Avantages d'un intervalle long

  • Un enfant qui a au moins 3 ans de moins que son aîné peut hériter du matériel scolaire de ce dernier.
  • Comptez sur une plus grande implication du partenaire.
  • Les premiers mois et l'apprivoisement avec bébé sont derrière vous. Le niveau de stress diminue et le manque de sommeil ne se fait plus autant sentir.

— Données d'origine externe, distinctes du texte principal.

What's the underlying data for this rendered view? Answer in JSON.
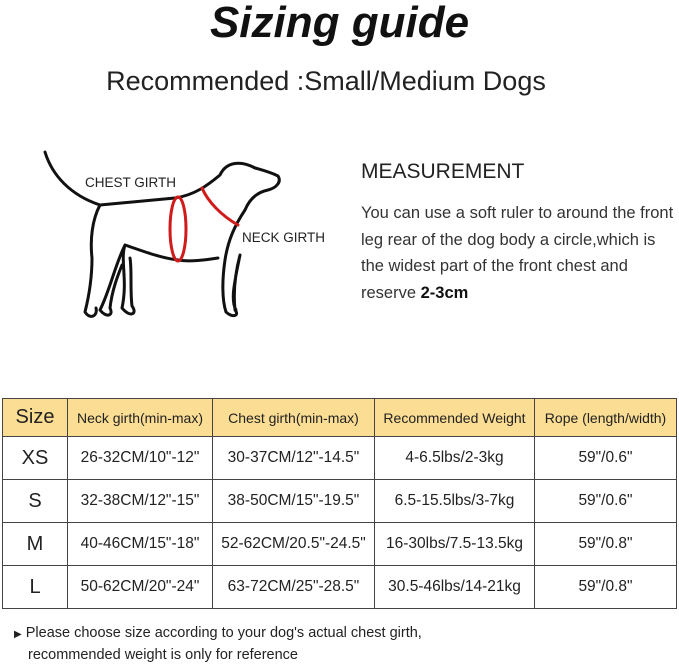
{
  "title": "Sizing guide",
  "subtitle": "Recommended :Small/Medium Dogs",
  "diagram": {
    "chest_label": "CHEST GIRTH",
    "neck_label": "NECK GIRTH",
    "outline_color": "#111111",
    "girth_color": "#d11a1a"
  },
  "measurement": {
    "heading": "MEASUREMENT",
    "text": "You can use a soft ruler to around the front leg rear of the dog body a circle,which is the widest part of the front chest and reserve",
    "highlight": "2-3cm"
  },
  "table": {
    "header_color": "#fbdd93",
    "headers": [
      "Size",
      "Neck girth(min-max)",
      "Chest girth(min-max)",
      "Recommended  Weight",
      "Rope (length/width)"
    ],
    "rows": [
      [
        "XS",
        "26-32CM/10\"-12\"",
        "30-37CM/12\"-14.5\"",
        "4-6.5lbs/2-3kg",
        "59\"/0.6\""
      ],
      [
        "S",
        "32-38CM/12\"-15\"",
        "38-50CM/15\"-19.5\"",
        "6.5-15.5lbs/3-7kg",
        "59\"/0.6\""
      ],
      [
        "M",
        "40-46CM/15\"-18\"",
        "52-62CM/20.5\"-24.5\"",
        "16-30lbs/7.5-13.5kg",
        "59\"/0.8\""
      ],
      [
        "L",
        "50-62CM/20\"-24\"",
        "63-72CM/25\"-28.5\"",
        "30.5-46lbs/14-21kg",
        "59\"/0.8\""
      ]
    ]
  },
  "note": {
    "icon": "triangle-right-icon",
    "line1": "Please choose size according to your dog's actual chest girth,",
    "line2": "recommended weight is only for reference"
  }
}
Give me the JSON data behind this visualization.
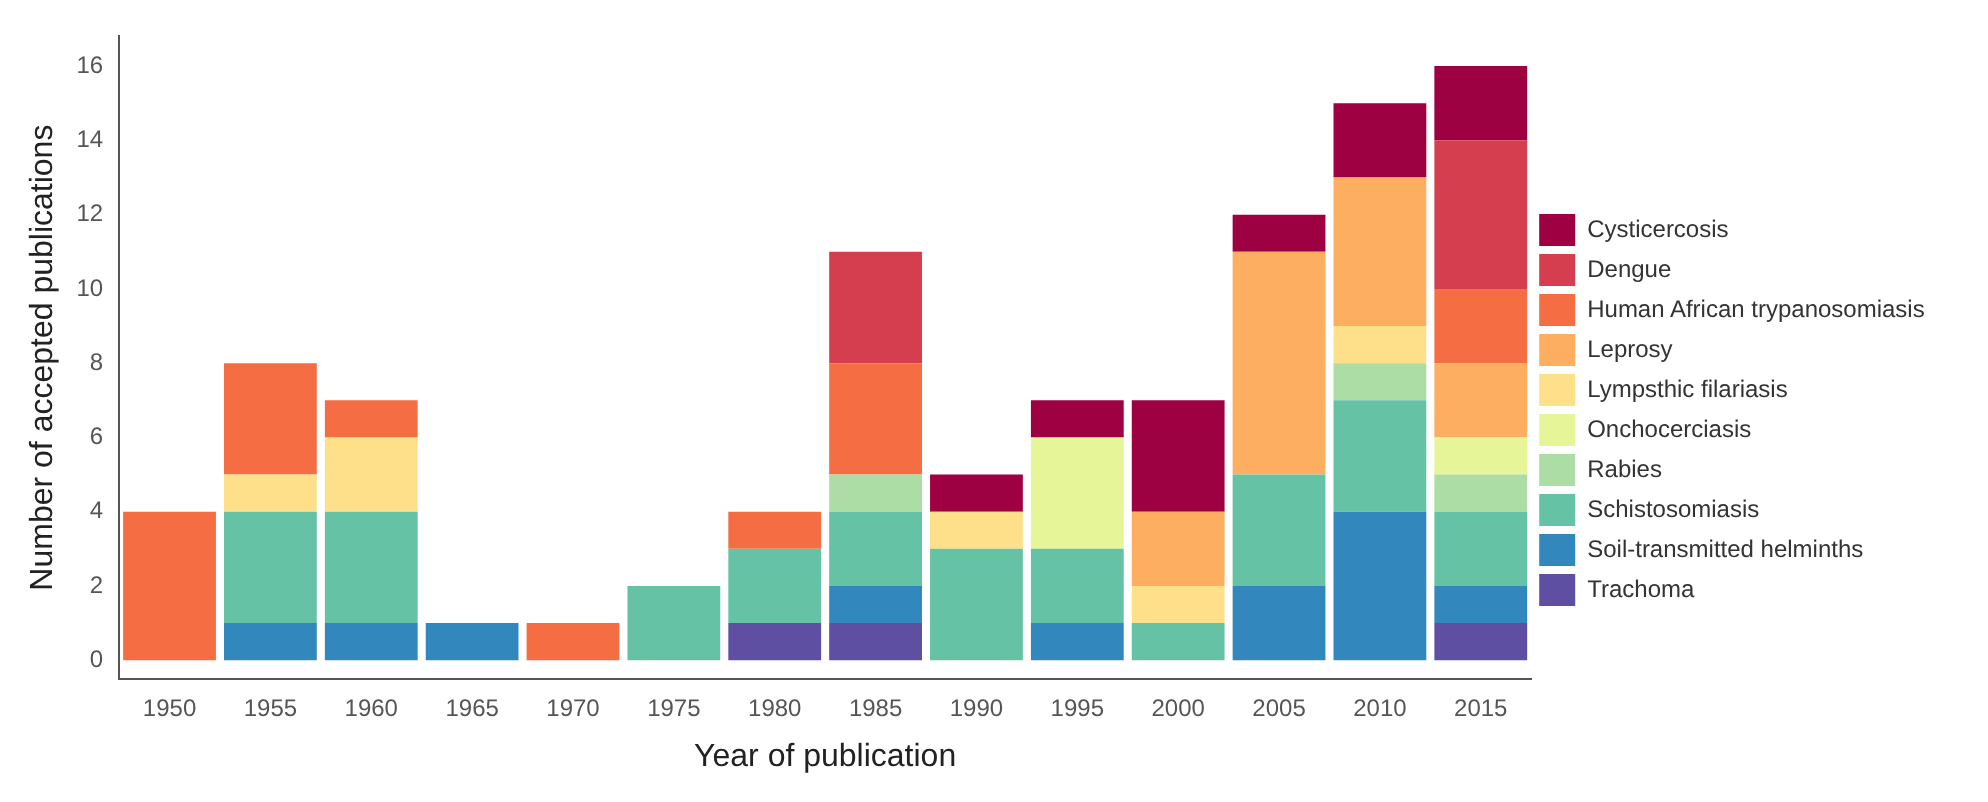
{
  "chart_data": {
    "type": "bar",
    "stacked": true,
    "xlabel": "Year of publication",
    "ylabel": "Number of accepted publications",
    "categories": [
      "1950",
      "1955",
      "1960",
      "1965",
      "1970",
      "1975",
      "1980",
      "1985",
      "1990",
      "1995",
      "2000",
      "2005",
      "2010",
      "2015"
    ],
    "ylim": [
      -0.5,
      16.8
    ],
    "yticks": [
      0,
      2,
      4,
      6,
      8,
      10,
      12,
      14,
      16
    ],
    "grid": false,
    "legend": "right",
    "series": [
      {
        "name": "Trachoma",
        "color": "#5e4fa2",
        "values": [
          0,
          0,
          0,
          0,
          0,
          0,
          1,
          1,
          0,
          0,
          0,
          0,
          0,
          1
        ]
      },
      {
        "name": "Soil-transmitted helminths",
        "color": "#3288bd",
        "values": [
          0,
          1,
          1,
          1,
          0,
          0,
          0,
          1,
          0,
          1,
          0,
          2,
          4,
          1
        ]
      },
      {
        "name": "Schistosomiasis",
        "color": "#66c2a5",
        "values": [
          0,
          3,
          3,
          0,
          0,
          2,
          2,
          2,
          3,
          2,
          1,
          3,
          3,
          2
        ]
      },
      {
        "name": "Rabies",
        "color": "#abdda4",
        "values": [
          0,
          0,
          0,
          0,
          0,
          0,
          0,
          1,
          0,
          0,
          0,
          0,
          1,
          1
        ]
      },
      {
        "name": "Onchocerciasis",
        "color": "#e6f598",
        "values": [
          0,
          0,
          0,
          0,
          0,
          0,
          0,
          0,
          0,
          3,
          0,
          0,
          0,
          1
        ]
      },
      {
        "name": "Lympsthic filariasis",
        "color": "#fee08b",
        "values": [
          0,
          1,
          2,
          0,
          0,
          0,
          0,
          0,
          1,
          0,
          1,
          0,
          1,
          0
        ]
      },
      {
        "name": "Leprosy",
        "color": "#fdae61",
        "values": [
          0,
          0,
          0,
          0,
          0,
          0,
          0,
          0,
          0,
          0,
          2,
          6,
          4,
          2
        ]
      },
      {
        "name": "Human African trypanosomiasis",
        "color": "#f46d43",
        "values": [
          4,
          3,
          1,
          0,
          1,
          0,
          1,
          3,
          0,
          0,
          0,
          0,
          0,
          2
        ]
      },
      {
        "name": "Dengue",
        "color": "#d53e4f",
        "values": [
          0,
          0,
          0,
          0,
          0,
          0,
          0,
          3,
          0,
          0,
          0,
          0,
          0,
          4
        ]
      },
      {
        "name": "Cysticercosis",
        "color": "#9e0142",
        "values": [
          0,
          0,
          0,
          0,
          0,
          0,
          0,
          0,
          1,
          1,
          3,
          1,
          2,
          2
        ]
      }
    ]
  }
}
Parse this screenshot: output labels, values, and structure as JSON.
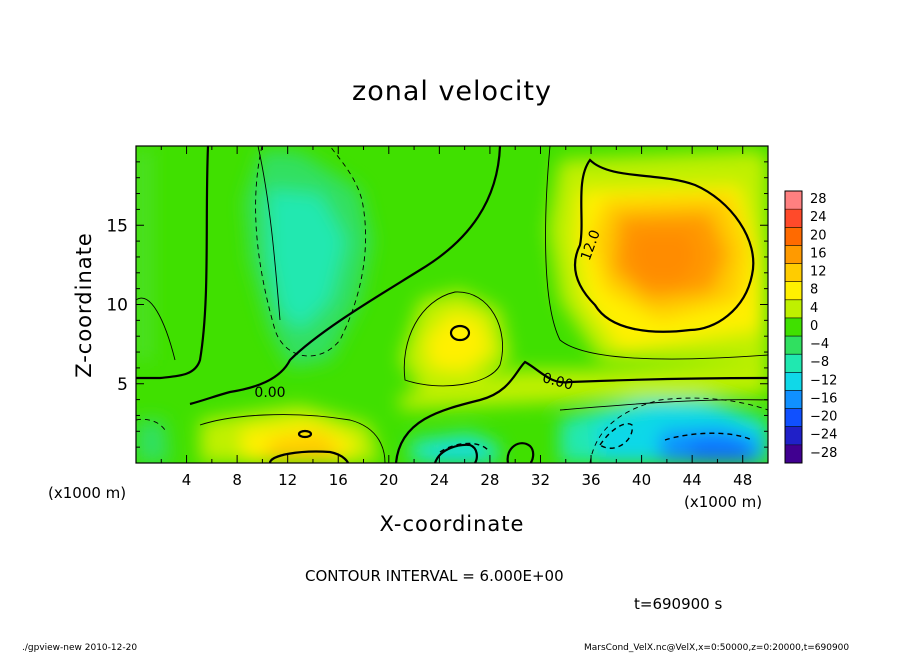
{
  "page": {
    "title": "zonal velocity",
    "footer_left": "./gpview-new   2010-12-20",
    "footer_right": "MarsCond_VelX.nc@VelX,x=0:50000,z=0:20000,t=690900",
    "contour_note": "CONTOUR INTERVAL = 6.000E+00",
    "time_note": "t=690900  s"
  },
  "chart_data": {
    "type": "heatmap",
    "title": "zonal velocity",
    "xlabel": "X-coordinate",
    "ylabel": "Z-coordinate",
    "x_unit": "(x1000 m)",
    "x_range": [
      0,
      50
    ],
    "y_range": [
      0,
      20
    ],
    "x_ticks": [
      4,
      8,
      12,
      16,
      20,
      24,
      28,
      32,
      36,
      40,
      44,
      48
    ],
    "y_ticks": [
      5,
      10,
      15
    ],
    "colorbar": {
      "levels": [
        -28,
        -24,
        -20,
        -16,
        -12,
        -8,
        -4,
        0,
        4,
        8,
        12,
        16,
        20,
        24,
        28
      ],
      "labels": [
        "28",
        "24",
        "20",
        "16",
        "12",
        "8",
        "4",
        "0",
        "−4",
        "−8",
        "−12",
        "−16",
        "−20",
        "−24",
        "−28"
      ],
      "colors": [
        "#ff8080",
        "#ff4a2a",
        "#ff6a00",
        "#ff9a00",
        "#ffcc00",
        "#fff000",
        "#bff000",
        "#40e000",
        "#30e060",
        "#20e8b0",
        "#10d8e8",
        "#1090ff",
        "#1050ff",
        "#2020c8",
        "#400090"
      ]
    },
    "contour_labels": [
      "0.00",
      "0.00",
      "12.0"
    ],
    "contour_interval": 6.0,
    "features": [
      {
        "name": "positive max (upper right)",
        "x": 41,
        "z": 13,
        "value": 18
      },
      {
        "name": "local max (center)",
        "x": 26,
        "z": 8.5,
        "value": 10
      },
      {
        "name": "local max (bottom)",
        "x": 13,
        "z": 1.5,
        "value": 12
      },
      {
        "name": "negative min (upper left)",
        "x": 13,
        "z": 12,
        "value": -8
      },
      {
        "name": "negative min (lower right)",
        "x": 44,
        "z": 1,
        "value": -14
      },
      {
        "name": "negative min (bottom center)",
        "x": 25,
        "z": 0.5,
        "value": -9
      }
    ]
  }
}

Votre corps et votre esprit se sont habitués à cette nouvelle situation : vous êtes mère.

Inconvénients d'un intervalle long

  • Le marché du travail évolue rapidement, et les connaissances que vous aviez avant votre congé maternité peuvent ne plus correspondre aux tendances actuelles.
  • Les enfants ne sont pas aussi proches : ils demandent des activités, des jeux et des dessins animés différents.
  • Les enfants avec 2 à 3 ans d'écart ont des horaires quotidiens différents.

Préparation à l'accouchement

Les cours de préparation à l’accouchement restent des outils efficaces, même si vous êtes déjà passée par un premier accouchement. En effet, ce précédent ne vous exempte pas de l’anxiété. Pour être en mesure de maîtriser la douleur du travail, suivez les cours de préparation à l’accouchement pendant votre deuxième grossesse. Vous aurez ainsi un soutien physique et mental et vous pourrez également vous rappeler des détails sur le portage, l’habillage et le bain de bébé. Ce moment de détente et d’apprentissage, il n’y a vraiment aucune raison de vous en priver !

Mythes courants

D’après les idées populaires, la poche des eaux se romprait d’un coup vers la fin d’une deuxième grossesse. Rien ne confirme cette théorie.